Understanding the Stock Market - How Stocks, Bonds, Commodities and US Dollar Relate?
Understanding the stock market in terms of how four major financial markets (stocks, bonds, commodities and US Dollar) affect each other in the long run is crucial for success.
You have probably heard for John Murphy, an expert for intermarket analysis, who is studying long term relationships between stocks, bonds, commodities and US Dollar. Few days ago John has published an article about this topic on StockCharts.com and we found it so informative, we have decided to make a summary and present in to our readers as well.
Normal Market's Relationships
As John has written in his book Intermarket Analysis: Profiting from Global Market Relationships, there are 'Normal' and 'Unhealthy' relationships between this four major financial markets.
Normal relationships are:
- Stocks move in the INVERSE* direction as Bonds
- Stocks move in the INVERSE direction as Commodities
- Stocks move in the SAME direction as US Dollar
- Bonds move in the INVERSE direction as Commodities
- Bonds move in the SAME direction as US Dollar
- Commodities move in the INVERSE direction as US Dollar
* Remark: What is very interesting is the correlation between stocks and bonds. Before 1998, the correlation between these two financial markets was positive; stocks have generally moved in the same direction as bond prices: if bonds prices were rising (lower bond yields), also stock prices were rising. After 1998 this relationship has somehow changed and the major reason is Asian currency crisis and fear of global deflation. The new relationship between stocks and bonds lasted throughout the last decade. As you can see, understanding the stock market is not something that is fixed; stock markets are alive and requires you to keep learning to understand them.

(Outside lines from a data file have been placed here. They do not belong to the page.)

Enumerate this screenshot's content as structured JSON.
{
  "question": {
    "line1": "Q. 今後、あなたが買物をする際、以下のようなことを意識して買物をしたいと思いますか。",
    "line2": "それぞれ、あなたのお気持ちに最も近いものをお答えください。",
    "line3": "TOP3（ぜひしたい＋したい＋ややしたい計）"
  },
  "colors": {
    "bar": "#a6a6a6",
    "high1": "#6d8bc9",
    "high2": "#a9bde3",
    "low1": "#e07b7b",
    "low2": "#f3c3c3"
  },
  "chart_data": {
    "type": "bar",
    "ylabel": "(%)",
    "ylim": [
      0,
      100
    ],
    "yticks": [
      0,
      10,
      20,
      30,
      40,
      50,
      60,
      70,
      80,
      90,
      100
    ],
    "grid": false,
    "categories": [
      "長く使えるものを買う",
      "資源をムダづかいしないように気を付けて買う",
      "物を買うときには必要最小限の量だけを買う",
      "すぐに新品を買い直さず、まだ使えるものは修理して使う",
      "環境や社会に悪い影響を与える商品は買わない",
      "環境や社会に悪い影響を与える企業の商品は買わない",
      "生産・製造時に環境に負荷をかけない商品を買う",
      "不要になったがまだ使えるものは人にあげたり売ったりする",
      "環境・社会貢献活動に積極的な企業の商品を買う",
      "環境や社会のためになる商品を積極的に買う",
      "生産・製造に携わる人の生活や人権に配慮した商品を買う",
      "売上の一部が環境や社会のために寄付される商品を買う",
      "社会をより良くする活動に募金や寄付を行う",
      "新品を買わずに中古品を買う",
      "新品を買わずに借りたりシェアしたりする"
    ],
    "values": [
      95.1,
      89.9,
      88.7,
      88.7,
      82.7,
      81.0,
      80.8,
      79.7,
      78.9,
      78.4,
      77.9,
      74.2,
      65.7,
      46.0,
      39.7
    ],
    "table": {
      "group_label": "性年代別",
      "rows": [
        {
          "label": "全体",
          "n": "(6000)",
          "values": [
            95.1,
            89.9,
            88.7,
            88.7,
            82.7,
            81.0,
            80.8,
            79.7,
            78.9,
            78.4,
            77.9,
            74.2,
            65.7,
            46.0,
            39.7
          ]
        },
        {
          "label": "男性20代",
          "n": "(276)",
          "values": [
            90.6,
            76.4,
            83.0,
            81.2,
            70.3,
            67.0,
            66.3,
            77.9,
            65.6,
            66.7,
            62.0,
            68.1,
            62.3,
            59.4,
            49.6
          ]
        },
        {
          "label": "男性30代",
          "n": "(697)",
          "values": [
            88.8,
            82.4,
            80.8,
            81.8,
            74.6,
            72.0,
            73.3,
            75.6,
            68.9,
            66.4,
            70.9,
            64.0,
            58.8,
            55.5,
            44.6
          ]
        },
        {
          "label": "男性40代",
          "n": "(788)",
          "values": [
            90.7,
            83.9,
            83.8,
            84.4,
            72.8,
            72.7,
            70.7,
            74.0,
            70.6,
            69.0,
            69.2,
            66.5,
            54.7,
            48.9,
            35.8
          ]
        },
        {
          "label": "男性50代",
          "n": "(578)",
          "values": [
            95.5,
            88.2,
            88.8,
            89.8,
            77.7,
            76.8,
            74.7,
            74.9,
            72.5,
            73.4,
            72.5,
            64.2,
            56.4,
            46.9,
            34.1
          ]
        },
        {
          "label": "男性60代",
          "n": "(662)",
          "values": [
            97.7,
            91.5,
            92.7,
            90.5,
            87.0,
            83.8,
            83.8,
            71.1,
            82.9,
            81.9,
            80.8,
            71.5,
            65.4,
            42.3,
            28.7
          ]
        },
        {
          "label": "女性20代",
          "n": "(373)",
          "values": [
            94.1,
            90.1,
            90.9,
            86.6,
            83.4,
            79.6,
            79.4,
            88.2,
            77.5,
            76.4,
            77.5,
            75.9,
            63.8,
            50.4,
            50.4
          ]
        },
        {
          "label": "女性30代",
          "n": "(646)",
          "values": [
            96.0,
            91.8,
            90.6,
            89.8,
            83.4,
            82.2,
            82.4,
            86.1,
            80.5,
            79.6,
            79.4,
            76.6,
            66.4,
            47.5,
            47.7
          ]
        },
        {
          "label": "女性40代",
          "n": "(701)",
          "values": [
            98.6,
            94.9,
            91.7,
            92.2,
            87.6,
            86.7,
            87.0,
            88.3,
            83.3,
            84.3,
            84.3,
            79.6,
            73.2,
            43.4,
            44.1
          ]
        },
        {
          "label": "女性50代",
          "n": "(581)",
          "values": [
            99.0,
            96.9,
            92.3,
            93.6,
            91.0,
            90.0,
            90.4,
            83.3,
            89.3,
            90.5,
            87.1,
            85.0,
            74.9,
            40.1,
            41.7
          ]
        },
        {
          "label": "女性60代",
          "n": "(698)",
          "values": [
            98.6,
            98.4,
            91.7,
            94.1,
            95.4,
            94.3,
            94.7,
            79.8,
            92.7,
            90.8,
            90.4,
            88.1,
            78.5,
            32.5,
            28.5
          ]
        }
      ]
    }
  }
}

If we put it in other words, if the markets are in good shape and everything is working normally, than stocks and US Dollar should be raising and falling together for example, while bonds and commodities should be trading in opposite direction at the same time. If this is the case, there is very high probability that current market trend will continue; if this is not the case and some of the relationships are broken down, you can expect changes in some of the market's directions in the future.

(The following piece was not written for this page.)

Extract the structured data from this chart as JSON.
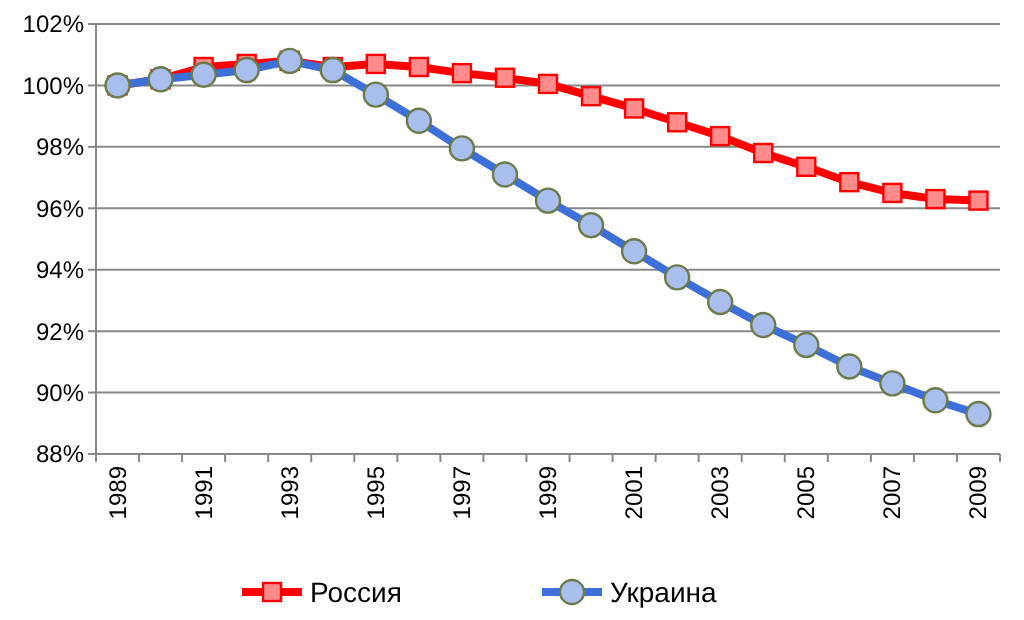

Intermarket Relationships Chart
At StockCharts.com you can find the Intermarket Performance Chart, which is the best place to follow current trends in the four mentioned financial markets: stocks ($SPX), commodities ($CRB), bonds ($USB), and US Dollar ($USD).

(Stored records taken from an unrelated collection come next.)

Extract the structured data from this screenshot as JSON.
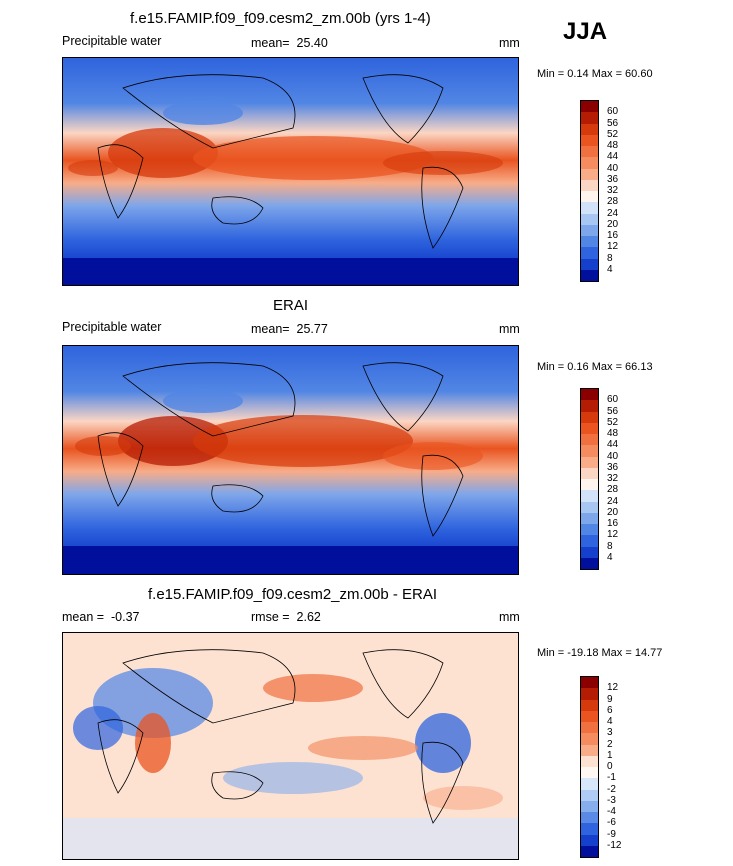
{
  "season": "JJA",
  "panels": [
    {
      "title": "f.e15.FAMIP.f09_f09.cesm2_zm.00b (yrs 1-4)",
      "variable": "Precipitable water",
      "stat_label": "mean=",
      "stat_value": "25.40",
      "units": "mm",
      "minmax": "Min =  0.14 Max =  60.60",
      "colorbar_labels": [
        "60",
        "56",
        "52",
        "48",
        "44",
        "40",
        "36",
        "32",
        "28",
        "24",
        "20",
        "16",
        "12",
        "8",
        "4"
      ],
      "colors": [
        "#8a0000",
        "#b51c04",
        "#d63a0c",
        "#e95420",
        "#f07040",
        "#f48c60",
        "#f8ac88",
        "#fbd6c4",
        "#fff4ee",
        "#d2e2f8",
        "#a8c6f2",
        "#7ea6ea",
        "#5286e4",
        "#2f64de",
        "#1540cc",
        "#00109c"
      ]
    },
    {
      "title": "ERAI",
      "variable": "Precipitable water",
      "stat_label": "mean=",
      "stat_value": "25.77",
      "units": "mm",
      "minmax": "Min =  0.16 Max =  66.13",
      "colorbar_labels": [
        "60",
        "56",
        "52",
        "48",
        "44",
        "40",
        "36",
        "32",
        "28",
        "24",
        "20",
        "16",
        "12",
        "8",
        "4"
      ],
      "colors": [
        "#8a0000",
        "#b51c04",
        "#d63a0c",
        "#e95420",
        "#f07040",
        "#f48c60",
        "#f8ac88",
        "#fbd6c4",
        "#fff4ee",
        "#d2e2f8",
        "#a8c6f2",
        "#7ea6ea",
        "#5286e4",
        "#2f64de",
        "#1540cc",
        "#00109c"
      ]
    },
    {
      "title": "f.e15.FAMIP.f09_f09.cesm2_zm.00b - ERAI",
      "variable": "",
      "stat_label": "mean =",
      "stat_value": "-0.37",
      "rmse_label": "rmse =",
      "rmse_value": "2.62",
      "units": "mm",
      "minmax": "Min = -19.18 Max =  14.77",
      "colorbar_labels": [
        "12",
        "9",
        "6",
        "4",
        "3",
        "2",
        "1",
        "0",
        "-1",
        "-2",
        "-3",
        "-4",
        "-6",
        "-9",
        "-12"
      ],
      "colors": [
        "#8a0000",
        "#b51c04",
        "#d63a0c",
        "#e95420",
        "#f07040",
        "#f48c60",
        "#f8ac88",
        "#fde2d2",
        "#fff8f2",
        "#d8e6fa",
        "#b0ccf4",
        "#86aeec",
        "#5a8ae6",
        "#2f64de",
        "#1540cc",
        "#00109c"
      ]
    }
  ]
}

Current Situation On the Market's
If we take a look at the current Intermarket Performance Chart and try to determine current trends in major financial markets - understanding the stock market, we can see that stocks and commodities are raising, bonds are also raising since February 2011, and US Dollar is falling. We could describe current situation as:
- Stocks vs. Bonds: Unhealthy
- Stocks vs. Commodities: Unhealthy
- Stocks vs.US Dollar: Unhealthy
- Bonds vs.Commodities: Unhealthy
- Bonds vs.US Dollar: Unhealthy
- Commodities vs.US Dollar: Normal
So, looking at the last few months, almost nothing is normal on the financial markets. We currently have many unhealthy relationships on the markets and therefore we can expect some changes in the future. What this intermarket analysis itself doesn't answer you is when will the change happen (could be tomorrow or it could take months) and it also doesn't tell you which market will change direction (for example, we know that stocks and commodities should not move in the same direction; now, to establish normal market conditions, one of these two markets will have to change its direction; will it be stocks or commodities?).